Unbundling Higher Ed & Assessment
The growth of alternative education and training providers continues. Companies like Udemy, Udacity, Codecademy, Fulbridge and General Assembly appear to be settling in for the long run and are expected to be a significant component of the expanding learning eco-system for adults. (See my post on the subject from January 2014, here.)
Critics are beginning to ask how these alternative providers should fit into the regulatory and loan systems – questions raised by Andrew Kelly and Michael Horn in a very useful report, “Moving Beyond College: Rethinking Higher Education Regulation for an Unbundled World“.
Horn and Kelly define these providers as evidence of the unbundling of higher education. Colleges and universities bring together a wide range of services under one roof: learning, research, housing, career services, social networking, credentialing and more. In contrast, the alternative providers offer a relatively specific value set – courses on Ruby on Rails, or digital marketing techniques, or verification of skills, for example.
The authors of the report rightly stress the importance of measuring and reporting on the quality and costs of these new providers as a key step in securing federal aid for students. Reporting on value has been difficult and often political in higher education, though most now recognize the importance of improved information in the hands of prospective learners.
” . . . the logic of the market discipline – where consumers “vote with their feet” by rewarding quality providers with their business – depends on consumers having sufficient information on providers’ cost and quality to make these decisions. The truth, though, is that not all colleges serve students equally well, and it is difficult for students to distinguish the worthwhile investments from the bad ones.” 4
Assessment of Learning Gains
The reporting on value in higher education has tended to focus on institutional performance as it relates to the student’s successful progression through an institution’s program of study: did the student graduate, how quickly, and did it ultimately lead to gainful employment.

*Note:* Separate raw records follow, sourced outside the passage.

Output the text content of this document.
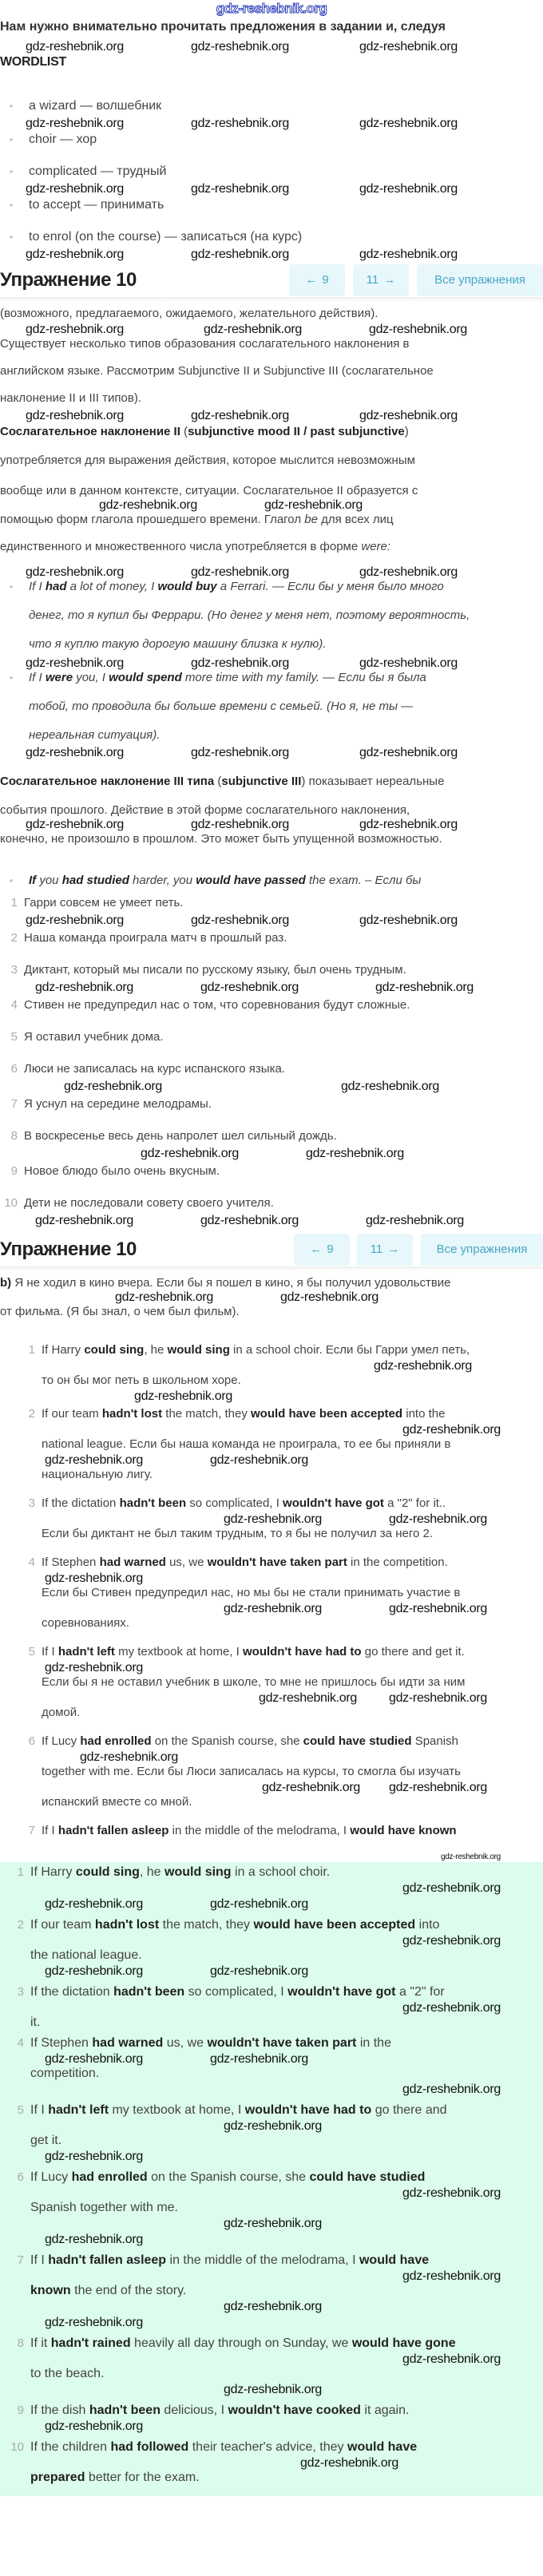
gdz-reshebnik.org
Нам нужно внимательно прочитать предложения в задании и, следуя
gdz-reshebnik.org	gdz-reshebnik.org	gdz-reshebnik.org
WORDLIST
•	a wizard — волшебник
gdz-reshebnik.org	gdz-reshebnik.org	gdz-reshebnik.org
•	choir — хор
•	complicated — трудный
gdz-reshebnik.org	gdz-reshebnik.org	gdz-reshebnik.org
•	to accept — принимать
•	to enrol (on the course) — записаться (на курс)
gdz-reshebnik.org	gdz-reshebnik.org	gdz-reshebnik.org
Упражнение 10	← 9	11 →	Все упражнения
(возможного, предлагаемого, ожидаемого, желательного действия).
gdz-reshebnik.org	gdz-reshebnik.org	gdz-reshebnik.org
Существует несколько типов образования сослагательного наклонения в
английском языке. Рассмотрим Subjunctive II и Subjunctive III (сослагательное
наклонение II и III типов).
gdz-reshebnik.org	gdz-reshebnik.org	gdz-reshebnik.org
Сослагательное наклонение II (subjunctive mood II / past subjunctive)
употребляется для выражения действия, которое мыслится невозможным
вообще или в данном контексте, ситуации. Сослагательное II образуется с
gdz-reshebnik.org	gdz-reshebnik.org
помощью форм глагола прошедшего времени. Глагол be для всех лиц
единственного и множественного числа употребляется в форме were:
gdz-reshebnik.org	gdz-reshebnik.org	gdz-reshebnik.org
•	If I had a lot of money, I would buy a Ferrari. — Если бы у меня было много
денег, то я купил бы Феррари. (Но денег у меня нет, поэтому вероятность,
что я куплю такую дорогую машину близка к нулю).
gdz-reshebnik.org	gdz-reshebnik.org	gdz-reshebnik.org
•	If I were you, I would spend more time with my family. — Если бы я была
тобой, то проводила бы больше времени с семьей. (Но я, не ты —
нереальная ситуация).
gdz-reshebnik.org	gdz-reshebnik.org	gdz-reshebnik.org
Сослагательное наклонение III типа (subjunctive III) показывает нереальные
события прошлого. Действие в этой форме сослагательного наклонения,
gdz-reshebnik.org	gdz-reshebnik.org	gdz-reshebnik.org
конечно, не произошло в прошлом. Это может быть упущенной возможностью.
•	If you had studied harder, you would have passed the exam. – Если бы
1 Гарри совсем не умеет петь.
gdz-reshebnik.org	gdz-reshebnik.org	gdz-reshebnik.org
2 Наша команда проиграла матч в прошлый раз.
3 Диктант, который мы писали по русскому языку, был очень трудным.
gdz-reshebnik.org	gdz-reshebnik.org	gdz-reshebnik.org
4 Стивен не предупредил нас о том, что соревнования будут сложные.
5 Я оставил учебник дома.
6 Люси не записалась на курс испанского языка.
gdz-reshebnik.org	gdz-reshebnik.org
7 Я уснул на середине мелодрамы.
8 В воскресенье весь день напролет шел сильный дождь.
gdz-reshebnik.org	gdz-reshebnik.org
9 Новое блюдо было очень вкусным.
10 Дети не последовали совету своего учителя.
gdz-reshebnik.org	gdz-reshebnik.org	gdz-reshebnik.org
Упражнение 10	← 9	11 →	Все упражнения
b) Я не ходил в кино вчера. Если бы я пошел в кино, я бы получил удовольствие
gdz-reshebnik.org	gdz-reshebnik.org
от фильма. (Я бы знал, о чем был фильм).
1 If Harry could sing, he would sing in a school choir. Если бы Гарри умел петь,
gdz-reshebnik.org
то он бы мог петь в школьном хоре.
gdz-reshebnik.org
2 If our team hadn't lost the match, they would have been accepted into the
gdz-reshebnik.org
national league. Если бы наша команда не проиграла, то ее бы приняли в
gdz-reshebnik.org	gdz-reshebnik.org
национальную лигу.
3 If the dictation hadn't been so complicated, I wouldn't have got a "2" for it..
gdz-reshebnik.org	gdz-reshebnik.org
Если бы диктант не был таким трудным, то я бы не получил за него 2.
4 If Stephen had warned us, we wouldn't have taken part in the competition.
gdz-reshebnik.org
Если бы Стивен предупредил нас, но мы бы не стали принимать участие в
gdz-reshebnik.org	gdz-reshebnik.org
соревнованиях.
5 If I hadn't left my textbook at home, I wouldn't have had to go there and get it.
gdz-reshebnik.org
Если бы я не оставил учебник в школе, то мне не пришлось бы идти за ним
gdz-reshebnik.org	gdz-reshebnik.org
домой.
6 If Lucy had enrolled on the Spanish course, she could have studied Spanish
gdz-reshebnik.org
together with me. Если бы Люси записалась на курсы, то смогла бы изучать
gdz-reshebnik.org gdz-reshebnik.org
испанский вместе со мной.
7 If I hadn't fallen asleep in the middle of the melodrama, I would have known
gdz-reshebnik.org
1 If Harry could sing, he would sing in a school choir.
gdz-reshebnik.org
gdz-reshebnik.org	gdz-reshebnik.org
2 If our team hadn't lost the match, they would have been accepted into
gdz-reshebnik.org
the national league.
gdz-reshebnik.org	gdz-reshebnik.org
3 If the dictation hadn't been so complicated, I wouldn't have got a "2" for
gdz-reshebnik.org
it.
4 If Stephen had warned us, we wouldn't have taken part in the
gdz-reshebnik.org	gdz-reshebnik.org
competition.
gdz-reshebnik.org
5 If I hadn't left my textbook at home, I wouldn't have had to go there and
gdz-reshebnik.org
get it.
gdz-reshebnik.org
6 If Lucy had enrolled on the Spanish course, she could have studied
gdz-reshebnik.org
Spanish together with me.
gdz-reshebnik.org
gdz-reshebnik.org
7 If I hadn't fallen asleep in the middle of the melodrama, I would have
gdz-reshebnik.org
known the end of the story.
gdz-reshebnik.org
gdz-reshebnik.org
8 If it hadn't rained heavily all day through on Sunday, we would have gone
gdz-reshebnik.org
to the beach.
gdz-reshebnik.org
9 If the dish hadn't been delicious, I wouldn't have cooked it again.
gdz-reshebnik.org
10 If the children had followed their teacher's advice, they would have
gdz-reshebnik.org
prepared better for the exam.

These new providers, though, should (and likely will) place greater emphasis on learning gains, rather than progress through a program. Students enrolled in narrowly defined educational experiences bring a different set of needs and expectations to the investment; they are more interested in how quickly and effectively they acquire specific skills and knowledge than students enrolled in traditional four-year programs. Are they able, upon completion, to write code at the level promised by the educational organization? Systems that measure institutional performance are far less relevant.
This requires a different set of metrics and analytics to measure outcomes. Learning analytics, such as that provided by Acrobatiq, focus on how well students have acquired specific skills and knowledge. This is a different, altogether far more ambitious objective, as it calls for careful and rigorous course design, as well as a deep integration of curriculum and software.
Providers like General Assembly or Codecademy would be wise to seek out analytics software and services that can help them demonstrate the actual learning gains that take place over the relatively short duration of their courses and programs, in order to generate the kinds of evidence demanded by students, regulators and other stakeholders.